Ever hope for a trend to die? Whether its socks with sandals, pineapple on pizza, or government in the economy, some bad ideas never seem to go away. Mark Twain perhaps said it best, “History doesn’t repeat itself, but it often rhymes.”
The cargo ships of today aren’t filling their sails with wind. Like their forebears, however, some ships still sail under the flag of mercantilism, a form of economic regulation designed to increase national prosperity through restrictive trade practices. Back before Adam Smith, the goal was to maximize exports while minimizing imports to maximize gold reserves. The more money you had, the thought went, the wealthier you were.
Eighteenth-century Scottish political economist Adam Smith rejected mercantilism for the same reasons we should today. Wealth, he explained, consists of the wide variety of goods exchanged in various markets. Sitting on a mountain of gold or paper and selling more than you buy does not make you better off. Only products, goods, and services improve our lives. Gold and other forms of money are merely mechanisms for facilitating trade. Countries, like the people who compose them, should focus on improving their lot with goods and services, not on maximizing money in their accounts for its own sake.
People, in other words, do not, and should not care about where the products and services are coming from, home or abroad. Yet today, governments still promote exports over imports as if production and wealth were a zero-sum game, and the one who fills his coffers more wins. The United States, among others, is not immune from this mercantilist mental illness. In 2010, for example, President Obama stated, “Over the next five years, we are going to double our exports of goods and services, an increase that will grow our economy and support millions of American jobs.” Donald Trump, in his 2017 Trade Policy Agenda sought to break down “unfair trade barriers” in other markets that block US exports. With reins in hand, Joe Biden is dabbling with exports now too: “Exports are up which means we’re making things here in America and shipping the products overseas rather than shipping jobs overseas to make things overseas and bring them back home.”
Such policies allow exporters to reap massive rewards at the expense of taxpayers, with little to no effect on economic growth. The US Department of Commerce’s Bureau of Industry and Security is tasked with governing exports. The Department of Commerce’s approved budget for 2023 is also over 100 billion dollars.
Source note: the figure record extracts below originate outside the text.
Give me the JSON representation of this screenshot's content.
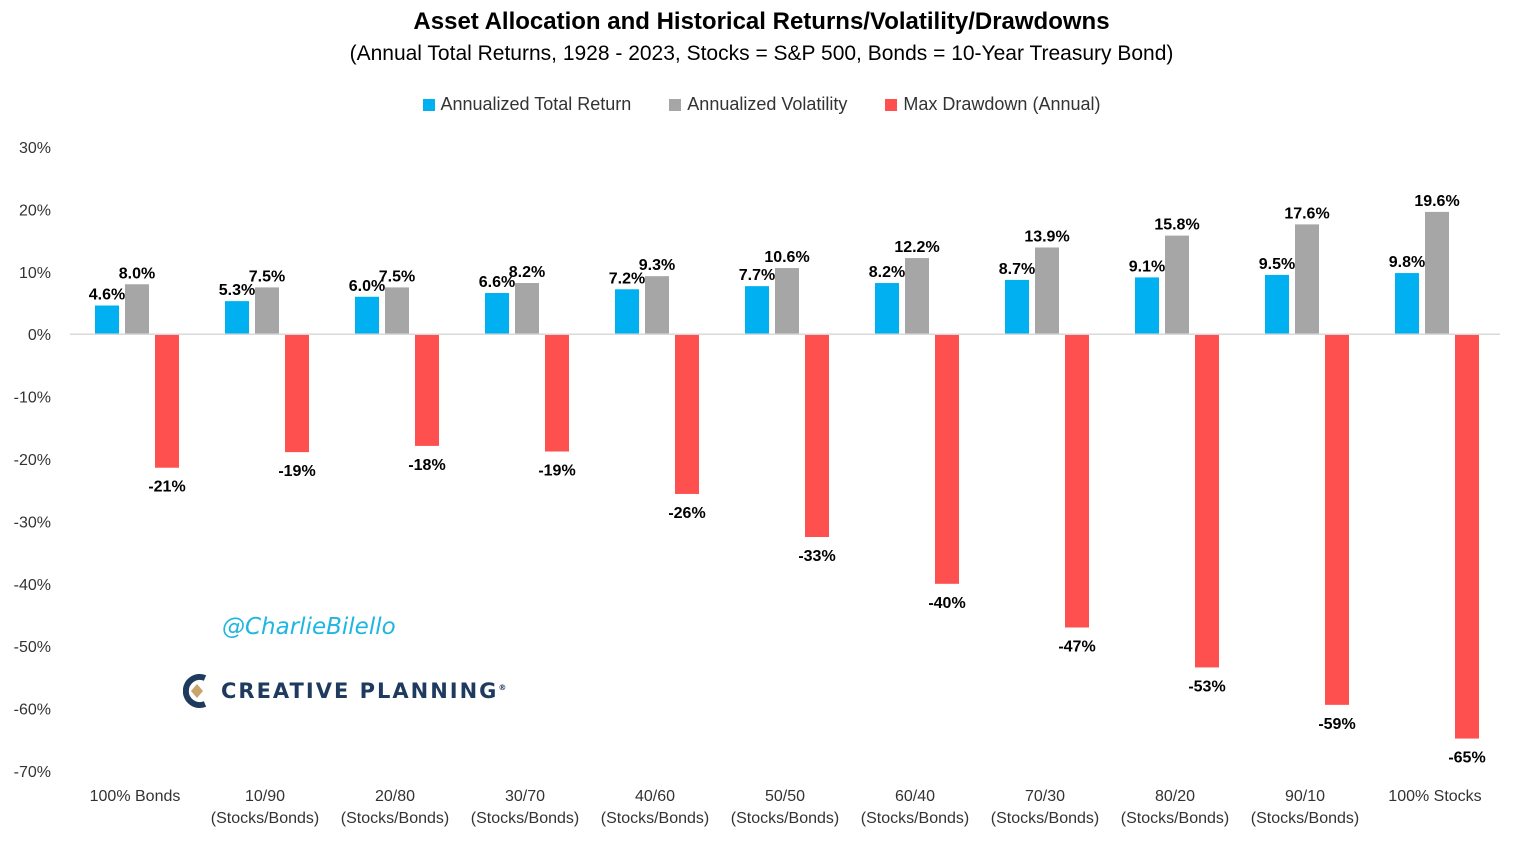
{
  "colors": {
    "return": "#00b0f0",
    "volatility": "#a6a6a6",
    "drawdown": "#ff5050",
    "gridline": "#d9d9d9",
    "watermark": "#1fb6e0",
    "logo": "#1f3a5f",
    "logo_accent": "#c9a46b"
  },
  "watermark": "@CharlieBilello",
  "logo": {
    "icon": "creative-planning-logo-icon",
    "text": "CREATIVE PLANNING",
    "mark": "®"
  },
  "chart_data": {
    "type": "bar",
    "title": "Asset Allocation and Historical Returns/Volatility/Drawdowns",
    "subtitle": "(Annual Total Returns, 1928 - 2023, Stocks = S&P 500, Bonds = 10-Year Treasury Bond)",
    "categories": [
      [
        "100% Bonds"
      ],
      [
        "10/90",
        "(Stocks/Bonds)"
      ],
      [
        "20/80",
        "(Stocks/Bonds)"
      ],
      [
        "30/70",
        "(Stocks/Bonds)"
      ],
      [
        "40/60",
        "(Stocks/Bonds)"
      ],
      [
        "50/50",
        "(Stocks/Bonds)"
      ],
      [
        "60/40",
        "(Stocks/Bonds)"
      ],
      [
        "70/30",
        "(Stocks/Bonds)"
      ],
      [
        "80/20",
        "(Stocks/Bonds)"
      ],
      [
        "90/10",
        "(Stocks/Bonds)"
      ],
      [
        "100% Stocks"
      ]
    ],
    "series": [
      {
        "name": "Annualized Total Return",
        "color_key": "return",
        "values": [
          4.6,
          5.3,
          6.0,
          6.6,
          7.2,
          7.7,
          8.2,
          8.7,
          9.1,
          9.5,
          9.8
        ],
        "labels": [
          "4.6%",
          "5.3%",
          "6.0%",
          "6.6%",
          "7.2%",
          "7.7%",
          "8.2%",
          "8.7%",
          "9.1%",
          "9.5%",
          "9.8%"
        ]
      },
      {
        "name": "Annualized Volatility",
        "color_key": "volatility",
        "values": [
          8.0,
          7.5,
          7.5,
          8.2,
          9.3,
          10.6,
          12.2,
          13.9,
          15.8,
          17.6,
          19.6
        ],
        "labels": [
          "8.0%",
          "7.5%",
          "7.5%",
          "8.2%",
          "9.3%",
          "10.6%",
          "12.2%",
          "13.9%",
          "15.8%",
          "17.6%",
          "19.6%"
        ]
      },
      {
        "name": "Max Drawdown (Annual)",
        "color_key": "drawdown",
        "values": [
          -21.4,
          -18.9,
          -17.9,
          -18.8,
          -25.6,
          -32.5,
          -40.0,
          -47.0,
          -53.4,
          -59.4,
          -64.8
        ],
        "labels": [
          "-21%",
          "-19%",
          "-18%",
          "-19%",
          "-26%",
          "-33%",
          "-40%",
          "-47%",
          "-53%",
          "-59%",
          "-65%"
        ]
      }
    ],
    "yticks": [
      30,
      20,
      10,
      0,
      -10,
      -20,
      -30,
      -40,
      -50,
      -60,
      -70
    ],
    "ytick_labels": [
      "30%",
      "20%",
      "10%",
      "0%",
      "-10%",
      "-20%",
      "-30%",
      "-40%",
      "-50%",
      "-60%",
      "-70%"
    ],
    "ylim": [
      -70,
      30
    ],
    "xlabel": "",
    "ylabel": "",
    "grid": false,
    "legend_position": "top-center"
  }
}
The special interests at play within government organizations is nothing new. AIER’s founder, Colonel EC Harwood, quipped about them in 1944, writing that, “It is common knowledge that various special interests obtain favored treatment by means of monopoly privileges or subsidies of one kind or another at the expense of the general public. It is to the interests of such favored corporations and individuals to justify the favor they receive by whatever arguments they can induce the public to accept.”
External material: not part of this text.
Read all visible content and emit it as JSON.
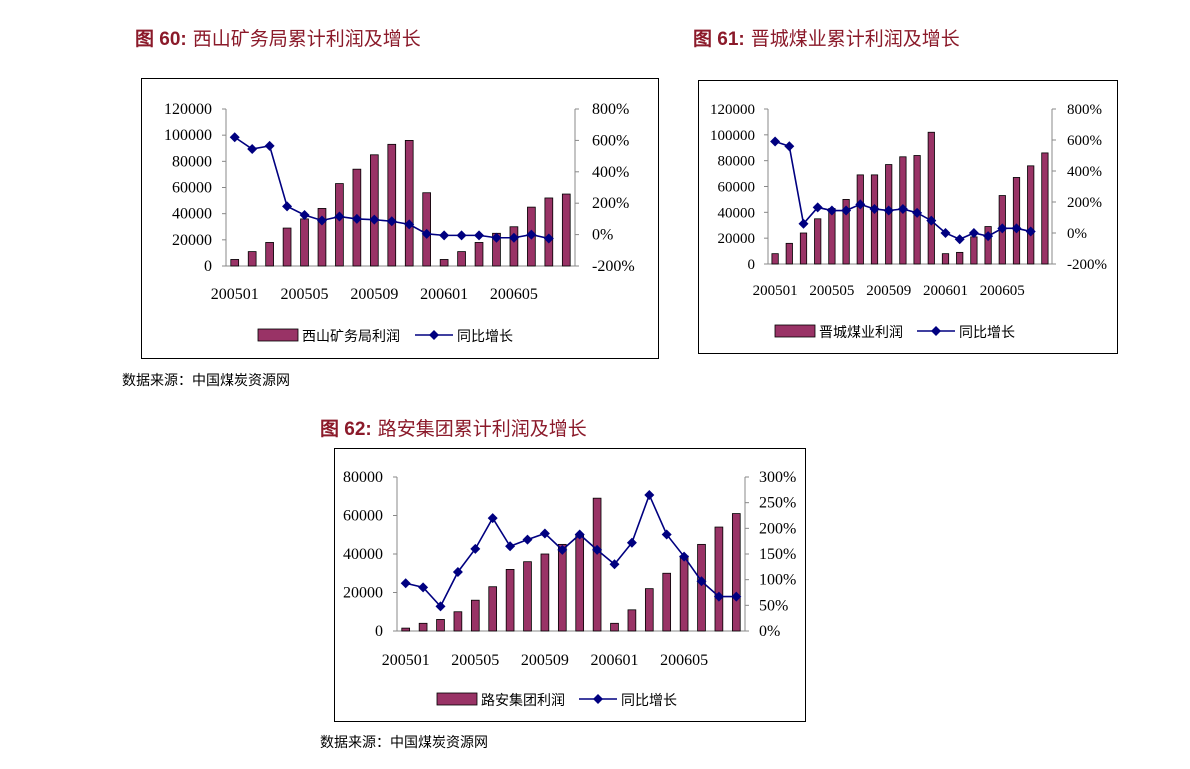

Global free trade, by contrast, helps both consumers, via lower quality-adjusted prices, and taxpayers. Walking into a Walmart to buy goods I want for dollars I earn at work does not leave me, or the nation, worse off, even if those goods originated in another country. Buying domestic goods alone harms US exports, creating a reciprocal action, a movement for nationalists in their countries to buy only domestic products. Gary Clyde Hufbauer and Euijin Jung of The Peterson Institute for International Economics argue that “US exports could expand by $189 billion annually if OECD countries all repealed their existing local content laws.”
Old policies lead to old results. Mercantilism, alongside export promotion policies, belong in the trash.